As a workaround, it is possible to modify the Tableau TDC file to prevent LOCATE with 3-args to be used until a new version of Dremio with a fix is released, and hopefully Tableau can work around that limitation.

Do you mean it will try to generate the same condition in a different way? Do you know how to do this? I would try.

It depends if Tableau can find a way to perform the exact same thing without using the function (after a quick test, it looks it does).

If you want to try, add the following line to the DremioConnector.tdc TDC file (under /My Tableau Repository/Datasources):

<customization name="SQL_STRING_FUNCTIONS" value="73051"/>

Thanks @laurent, this worked - at least it solved this specific issue.
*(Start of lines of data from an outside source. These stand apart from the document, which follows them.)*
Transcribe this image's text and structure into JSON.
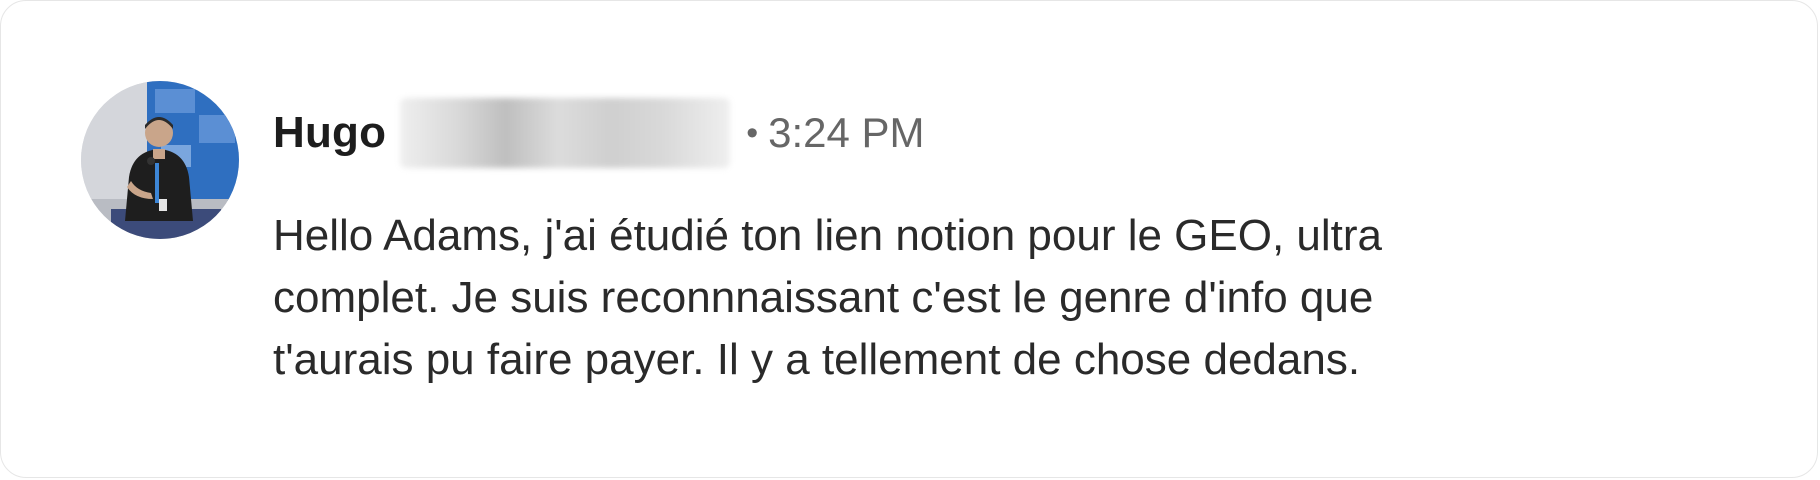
{
  "message": {
    "sender_name": "Hugo",
    "separator": "•",
    "timestamp": "3:24 PM",
    "avatar_icon": "profile-photo-speaker-on-stage",
    "body_lines": [
      "Hello Adams, j'ai étudié ton lien notion pour le GEO, ultra",
      "complet. Je suis reconnnaissant c'est le genre d'info que",
      "t'aurais pu faire payer. Il y a tellement de chose dedans."
    ]
  },
  "colors": {
    "name": "#1d1d1d",
    "meta": "#666666",
    "body": "#2a2a2a",
    "border": "#e6e6e6",
    "avatar_banner": "#2f6fc0"
  }
}
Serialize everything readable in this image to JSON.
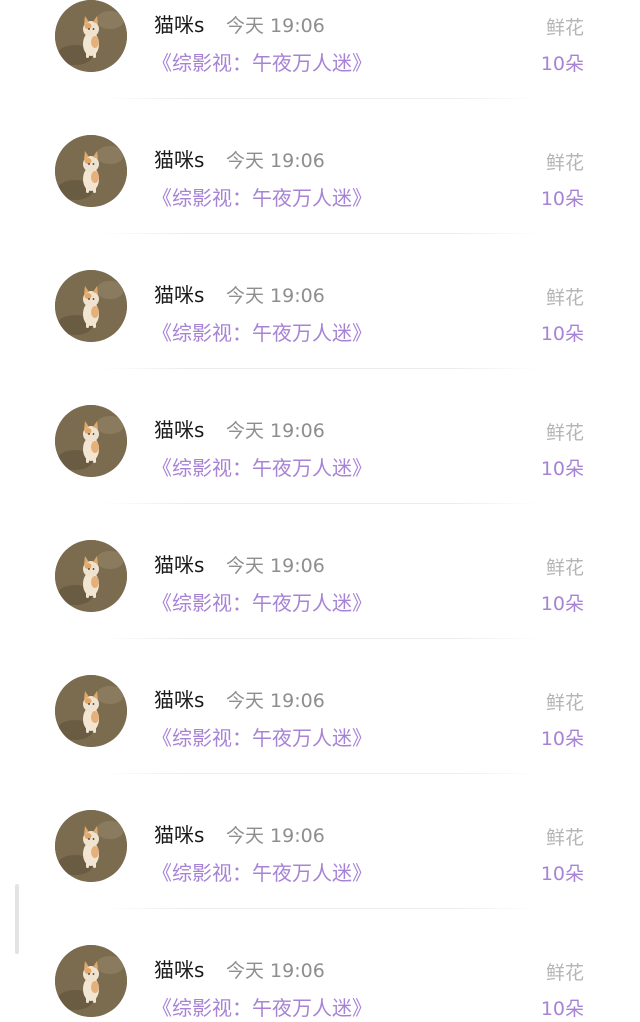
{
  "records": [
    {
      "username": "猫咪s",
      "timestamp": "今天 19:06",
      "book_title": "《综影视：午夜万人迷》",
      "gift_type": "鲜花",
      "gift_count": "10朵"
    },
    {
      "username": "猫咪s",
      "timestamp": "今天 19:06",
      "book_title": "《综影视：午夜万人迷》",
      "gift_type": "鲜花",
      "gift_count": "10朵"
    },
    {
      "username": "猫咪s",
      "timestamp": "今天 19:06",
      "book_title": "《综影视：午夜万人迷》",
      "gift_type": "鲜花",
      "gift_count": "10朵"
    },
    {
      "username": "猫咪s",
      "timestamp": "今天 19:06",
      "book_title": "《综影视：午夜万人迷》",
      "gift_type": "鲜花",
      "gift_count": "10朵"
    },
    {
      "username": "猫咪s",
      "timestamp": "今天 19:06",
      "book_title": "《综影视：午夜万人迷》",
      "gift_type": "鲜花",
      "gift_count": "10朵"
    },
    {
      "username": "猫咪s",
      "timestamp": "今天 19:06",
      "book_title": "《综影视：午夜万人迷》",
      "gift_type": "鲜花",
      "gift_count": "10朵"
    },
    {
      "username": "猫咪s",
      "timestamp": "今天 19:06",
      "book_title": "《综影视：午夜万人迷》",
      "gift_type": "鲜花",
      "gift_count": "10朵"
    },
    {
      "username": "猫咪s",
      "timestamp": "今天 19:06",
      "book_title": "《综影视：午夜万人迷》",
      "gift_type": "鲜花",
      "gift_count": "10朵"
    }
  ],
  "colors": {
    "accent_purple": "#a783d6",
    "username_text": "#1a1a1a",
    "timestamp_text": "#8e8e8e",
    "gift_type_text": "#b5b5b5"
  },
  "icons": {
    "avatar": "cat-avatar-icon"
  }
}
Tableau now passes only 2 parameters to LOCATE.

Do you have an idea when the permanent fix will be released? So that we know when to stop maintaining the TDC patch.

I don’t have an ETA to share at that time, but if you or your company is a registered customer, I would suggest to reach to your dedicated support contact.